Hi,
I have created a simple linear regression model. It runs fine with cpu but when I run the model on gpu it does not fit the model at all. Can some one find out any mistake I have done.
Here is a simple model definition. Its is just a test code nothing for production:
import torch
import torch.nn as nn
import seaborn as sns
import numpy as np
from torch.utils.data import Dataset, DataLoader
import matplotlib.pyplot as plt
np.random.seed(103)
def generate_1d_data():
features = np.linspace(0, 20, num=200)
targets = features + np.sin(features) * 2 + np.random.normal(size=features.shape)
return features, targets
class LinearRegressionModel(torch.nn.Module):
def __init__(self, input_dim, output_dim):
super(LinearRegressionModel, self).__init__()
self.linear = torch.nn.Linear(input_dim, output_dim)
def forward(self, x):
out = self.linear(x)
return out
def get_device(device='cuda'):
if device == 'cpu':
return torch.device('cpu')
return torch.device("cuda:0" if torch.cuda.is_available() else "cpu")
def get_prediction(model, device, inputs):
with torch.no_grad():
preds = model(inputs.to(device)).cpu().numpy()
return preds
def train(model, device, inputs, labels, epochs):
model.to(device)
for epoch in range(epochs):
print(f'Epoch {epoch}')
optimizer.zero_grad()
outputs = model(inputs.to(device))
loss = criterion(outputs, labels.to(device))
loss.backward()
optimizer.step()
return loss
X, y = generate_1d_data()
inputs = torch.tensor(X.reshape(-1, 1), dtype=torch.float32)
labels = torch.tensor(y.reshape(-1, 1), dtype=torch.float32)
criterion = nn.MSELoss()
Running with CPU and GPU is as follows:
# Running with CPU
model = LinearRegressionModel(input_dim=1, output_dim=1)
optimizer = torch.optim.SGD(model.parameters(), lr=0.001)
device = get_device('cpu')
loss = train(model, device, inputs, labels, epochs=2000)
print("loss:", loss.data.cpu().numpy())
m = model.linear.weight.data.cpu().numpy()[0][0]
b = model.linear.bias.data.cpu().numpy()[0]
print("m(slope)=", m, "n(y-intercept)=", b)
predictions_cpu = get_prediction(model, device, inputs)
# Running with GPU
model = LinearRegressionModel(input_dim=1, output_dim=1)
optimizer = torch.optim.SGD(model.parameters(), lr=0.001)
device_gpu = get_device()
loss = train(model, device_gpu, inputs, labels, epochs=2000)

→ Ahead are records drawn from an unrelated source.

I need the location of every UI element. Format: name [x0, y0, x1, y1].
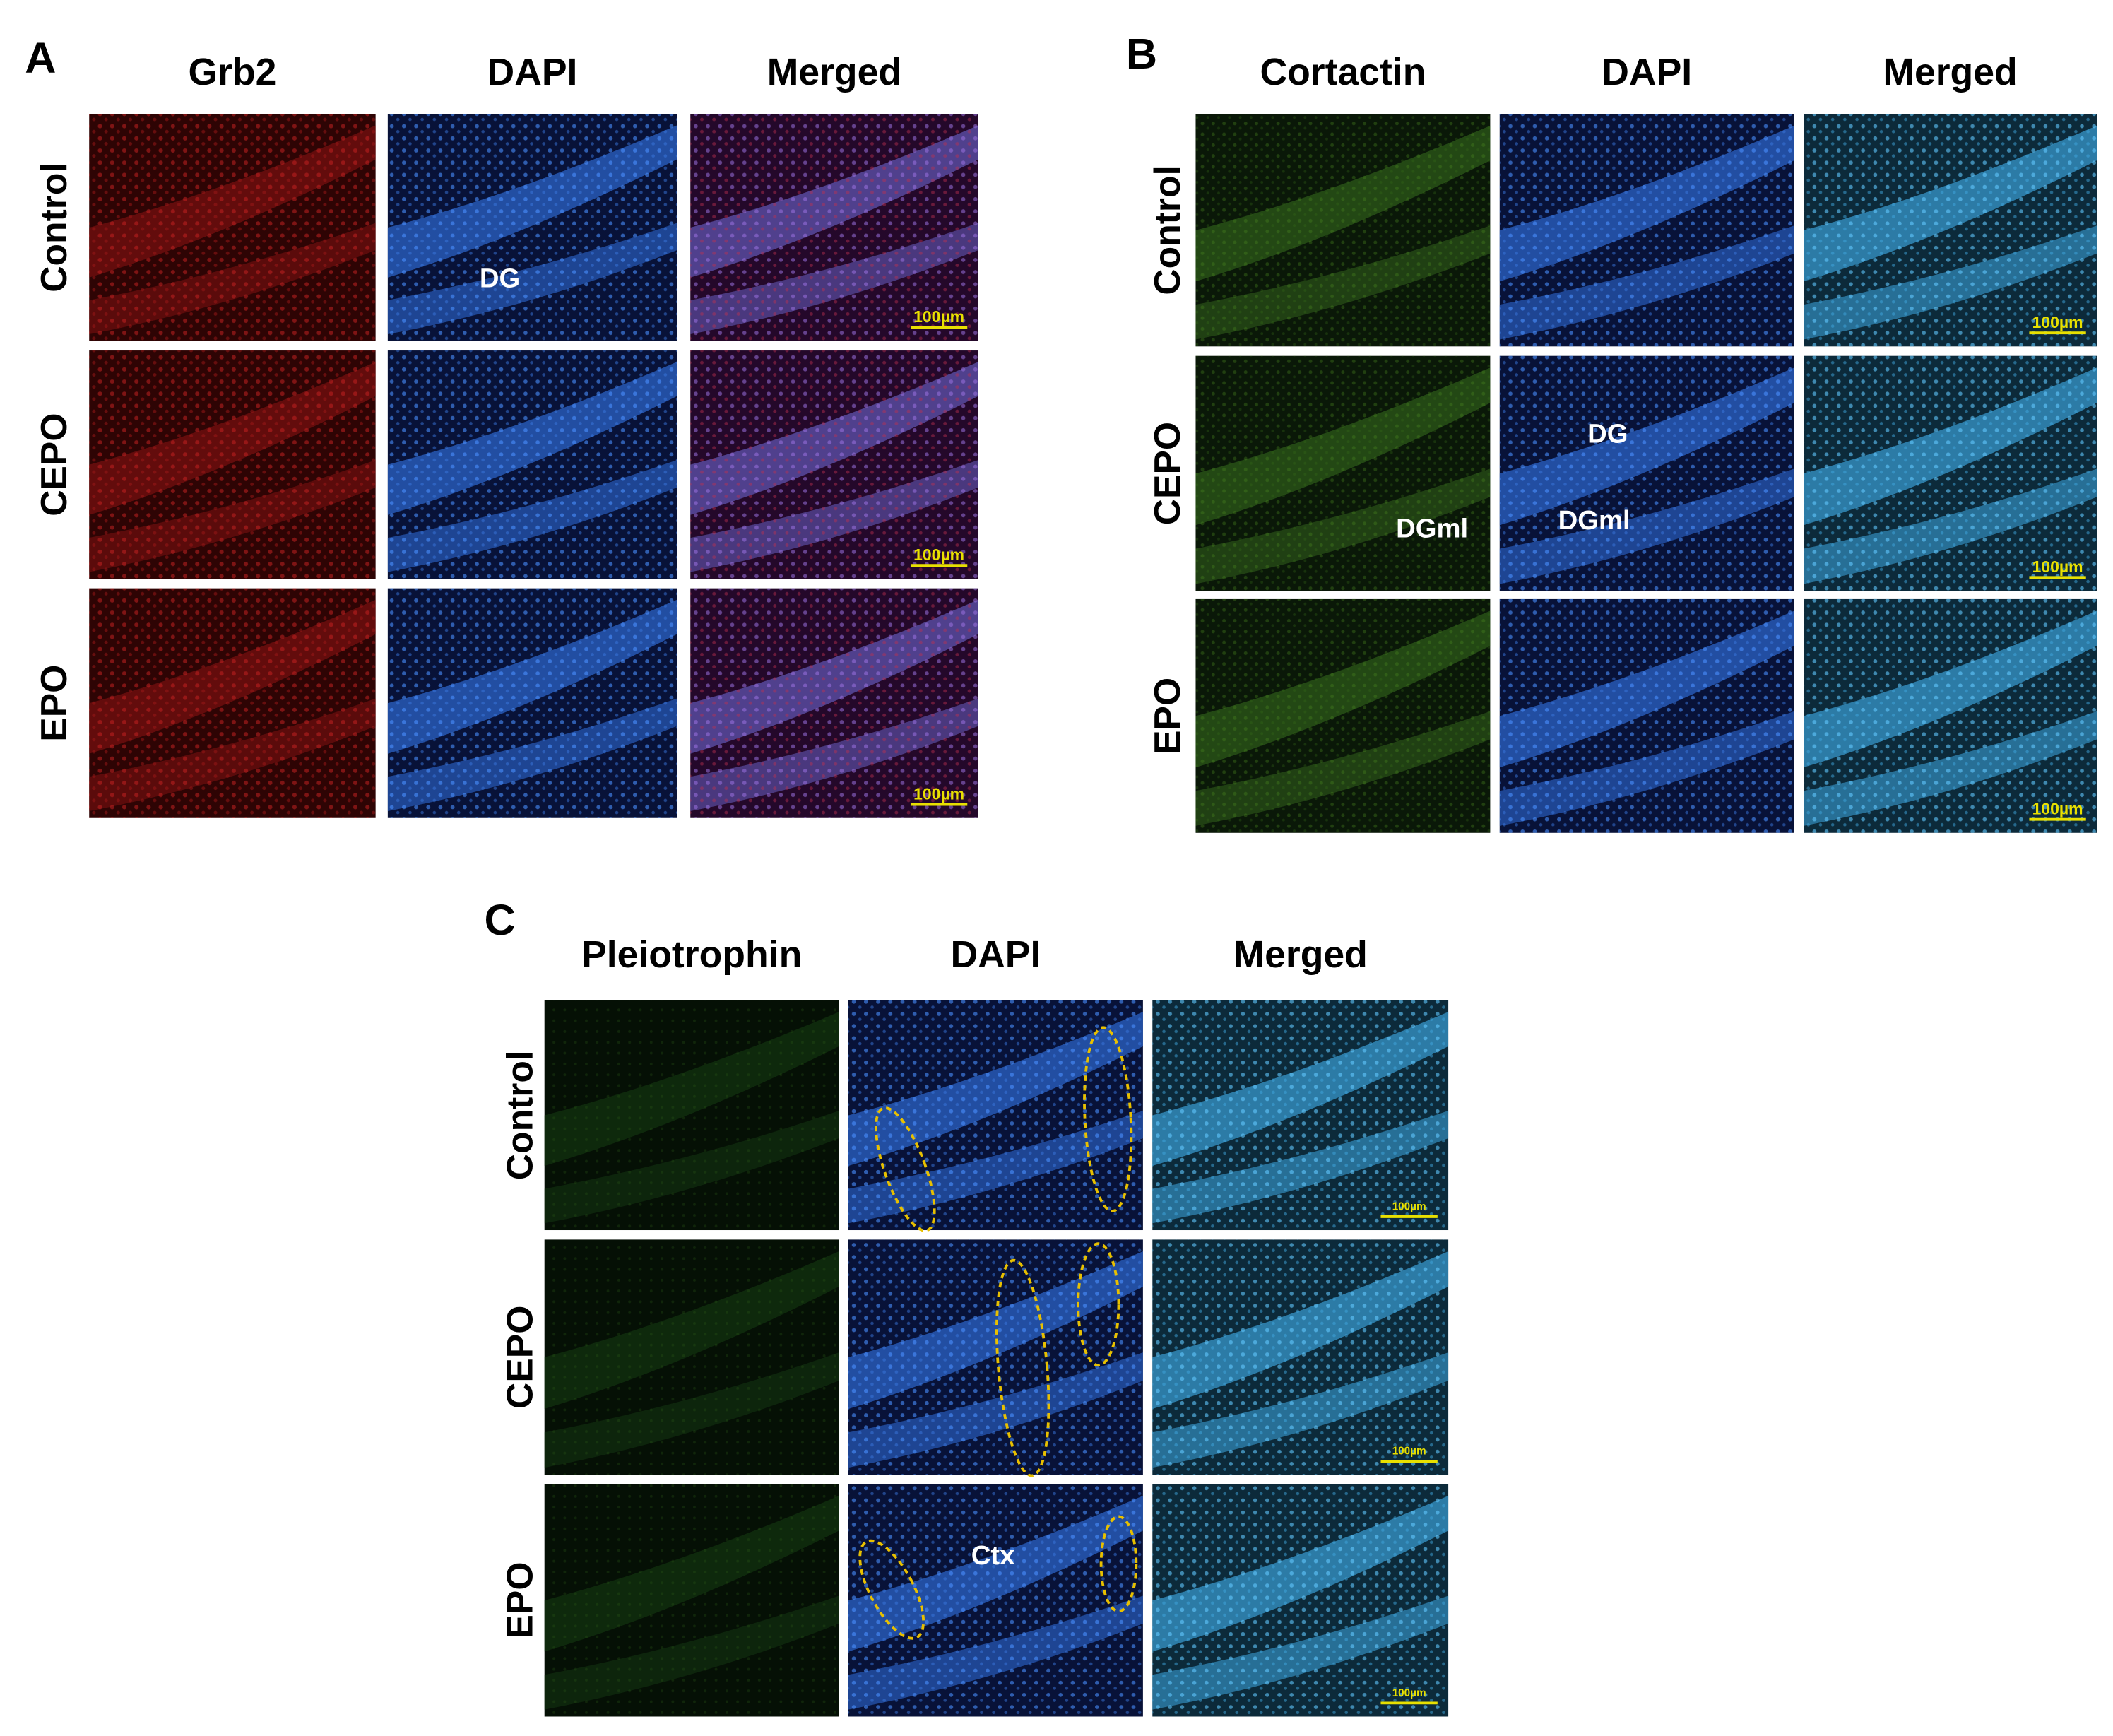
nuclei-texture: [1499, 114, 1794, 347]
scale-bar-label: 100µm: [2032, 557, 2083, 576]
region-annotation: Ctx: [971, 1540, 1015, 1571]
highlight-ellipse: [995, 1258, 1050, 1477]
panel-letter: B: [1126, 30, 1157, 78]
row-label: EPO: [33, 665, 74, 742]
highlight-ellipse: [858, 1539, 925, 1640]
scale-bar-label: 100µm: [913, 545, 964, 564]
highlight-ellipse: [1099, 1515, 1138, 1613]
nuclei-texture: [1499, 598, 1794, 833]
nuclei-texture: [1152, 1000, 1449, 1231]
nuclei-texture: [690, 350, 978, 579]
column-header: Merged: [1233, 934, 1368, 976]
column-header: DAPI: [487, 52, 578, 93]
nuclei-texture: [1152, 1484, 1449, 1717]
column-header: Merged: [1883, 52, 2017, 93]
row-label: CEPO: [499, 1306, 540, 1409]
column-header: Merged: [767, 52, 901, 93]
region-annotation: DG: [480, 264, 520, 294]
scale-bar-label: 100µm: [913, 307, 964, 326]
nuclei-texture: [387, 588, 677, 818]
nuclei-texture: [848, 1000, 1143, 1231]
nuclei-texture: [1195, 355, 1491, 591]
nuclei-texture: [387, 350, 677, 579]
scale-bar-label: 100µm: [1392, 1201, 1426, 1213]
panel-letter: C: [484, 896, 515, 944]
nuclei-texture: [848, 1239, 1143, 1475]
scale-bar-label: 100µm: [2032, 799, 2083, 817]
column-header: Pleiotrophin: [581, 934, 802, 976]
region-annotation: DG: [1587, 419, 1628, 449]
nuclei-texture: [1195, 598, 1491, 833]
nuclei-texture: [89, 588, 376, 818]
nuclei-texture: [1804, 114, 2097, 347]
nuclei-texture: [544, 1239, 839, 1475]
column-header: DAPI: [950, 934, 1041, 976]
row-label: EPO: [499, 1562, 540, 1639]
panel-letter: A: [25, 34, 56, 82]
nuclei-texture: [1195, 114, 1491, 347]
column-header: DAPI: [1602, 52, 1692, 93]
nuclei-texture: [544, 1484, 839, 1717]
nuclei-texture: [690, 114, 978, 341]
scale-bar-label: 100µm: [913, 784, 964, 803]
row-label: Control: [499, 1051, 540, 1181]
region-annotation: DGml: [1396, 513, 1468, 543]
column-header: Grb2: [188, 52, 276, 93]
nuclei-texture: [1804, 355, 2097, 591]
nuclei-texture: [1499, 355, 1794, 591]
row-label: EPO: [1147, 678, 1188, 755]
nuclei-texture: [1152, 1239, 1449, 1475]
highlight-ellipse: [1077, 1242, 1120, 1367]
nuclei-texture: [848, 1484, 1143, 1717]
nuclei-texture: [690, 588, 978, 818]
scale-bar-label: 100µm: [1392, 1687, 1426, 1699]
row-label: Control: [33, 163, 74, 293]
nuclei-texture: [89, 114, 376, 341]
region-annotation: DGml: [1558, 505, 1630, 536]
nuclei-texture: [1804, 598, 2097, 833]
nuclei-texture: [544, 1000, 839, 1231]
row-label: CEPO: [33, 413, 74, 516]
highlight-ellipse: [875, 1106, 936, 1232]
scale-bar-label: 100µm: [1392, 1446, 1426, 1458]
scale-bar-label: 100µm: [2032, 313, 2083, 331]
nuclei-texture: [89, 350, 376, 579]
row-label: CEPO: [1147, 422, 1188, 525]
row-label: Control: [1147, 165, 1188, 295]
column-header: Cortactin: [1260, 52, 1426, 93]
nuclei-texture: [387, 114, 677, 341]
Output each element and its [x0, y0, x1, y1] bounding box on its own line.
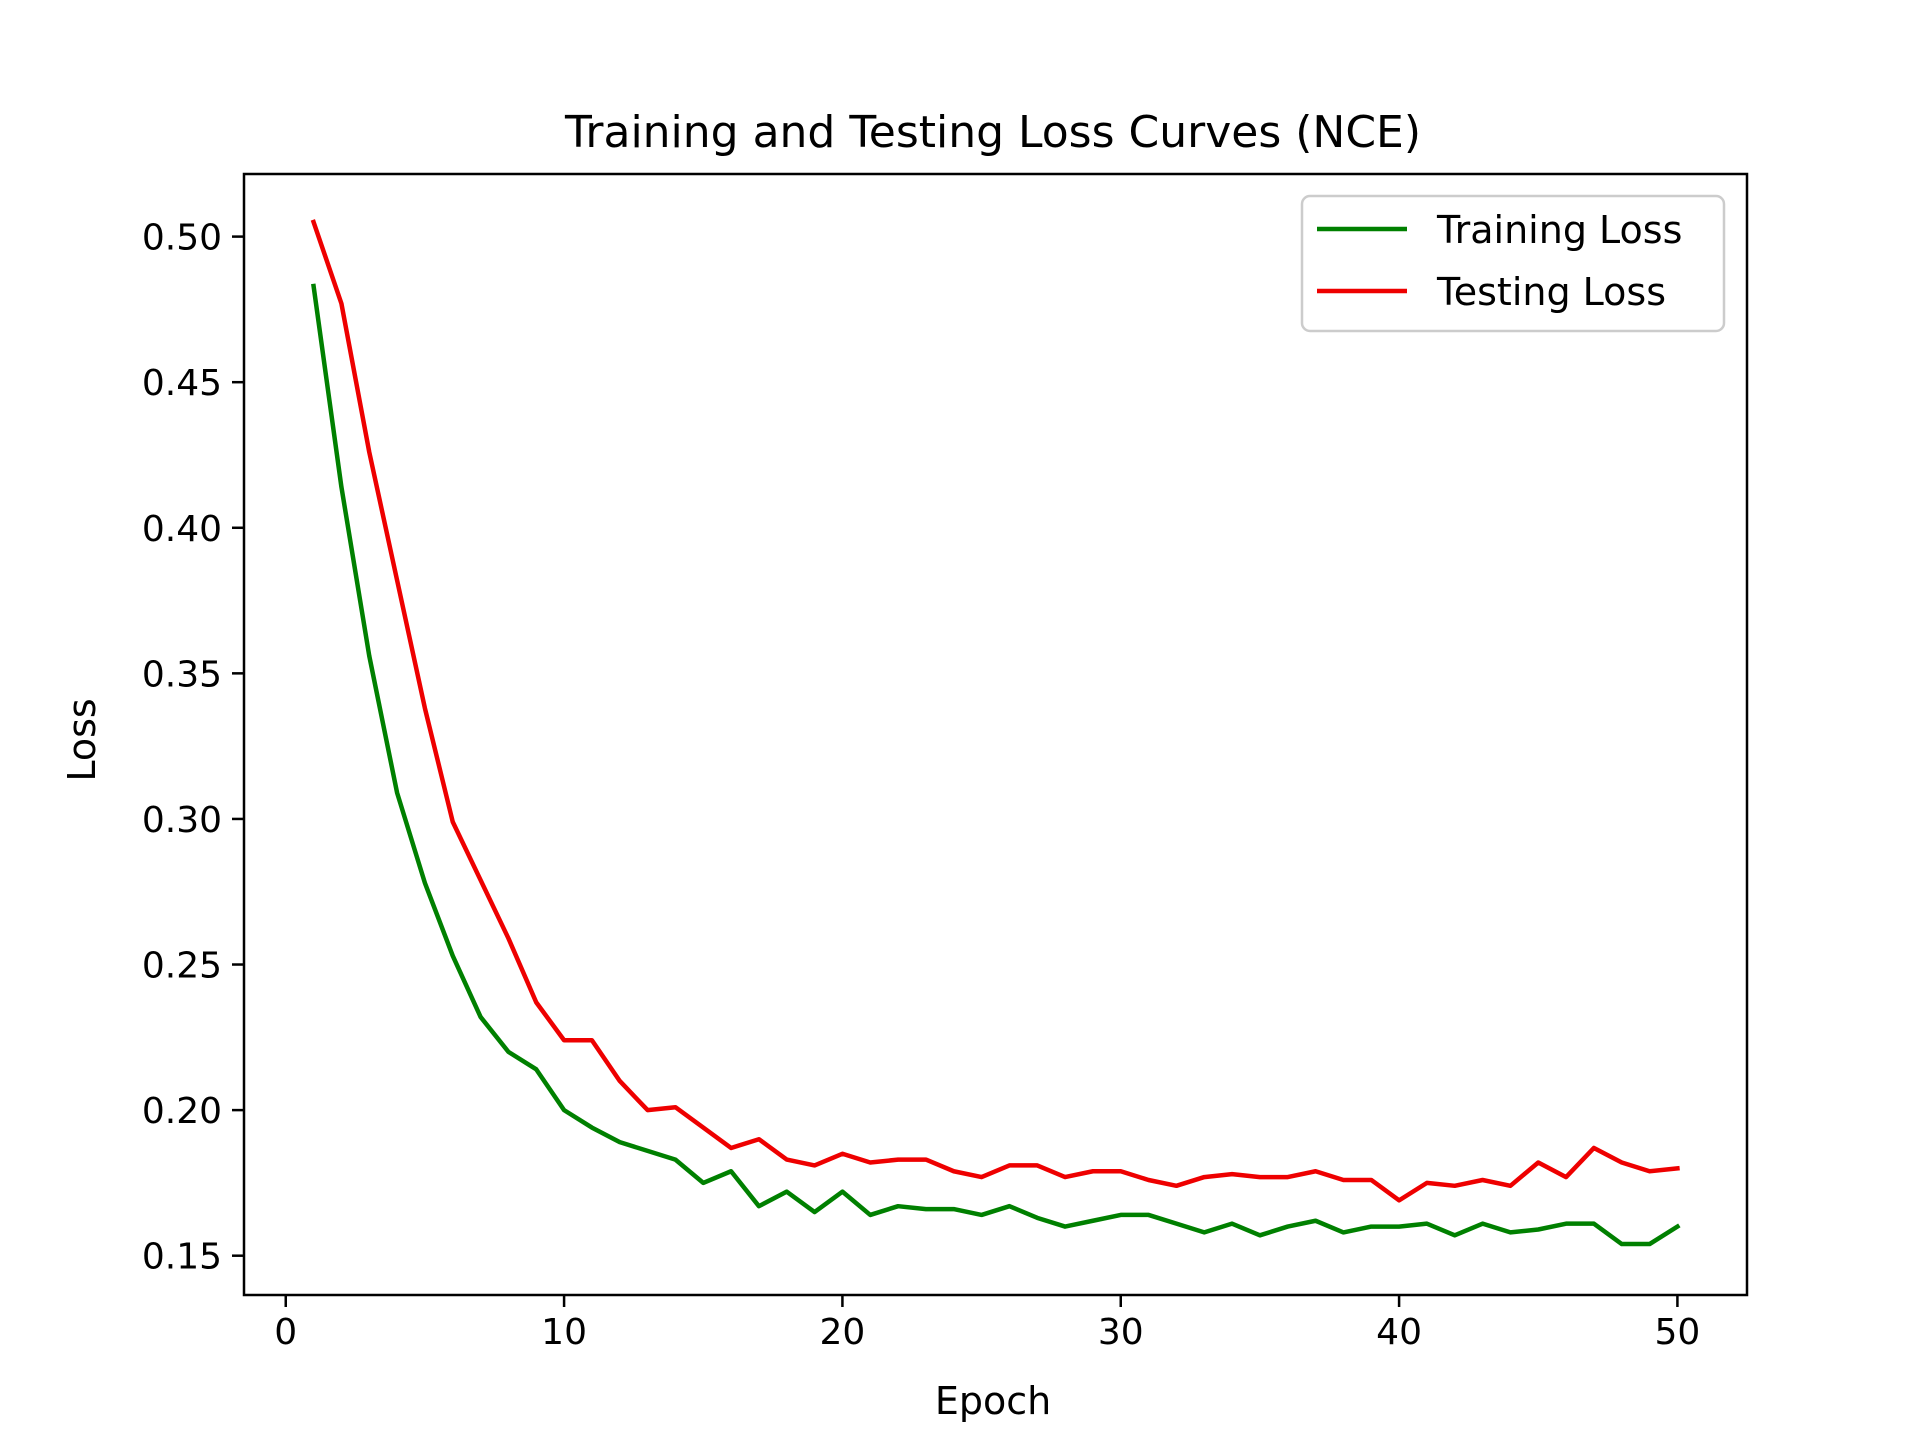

print("loss:", loss.data.cpu().numpy())
m = model.linear.weight.data.cpu().numpy()[0][0]
b = model.linear.bias.data.cpu().numpy()[0]
print("m(slope)=", m, "n(y-intercept)=", b)
predictions_gpu = get_prediction(model, device_gpu, inputs)
But the results are so different not sure why left one CPU right one GPU. CPU training looks fine.
Does any one see some mistake in the process. Thanks in advance.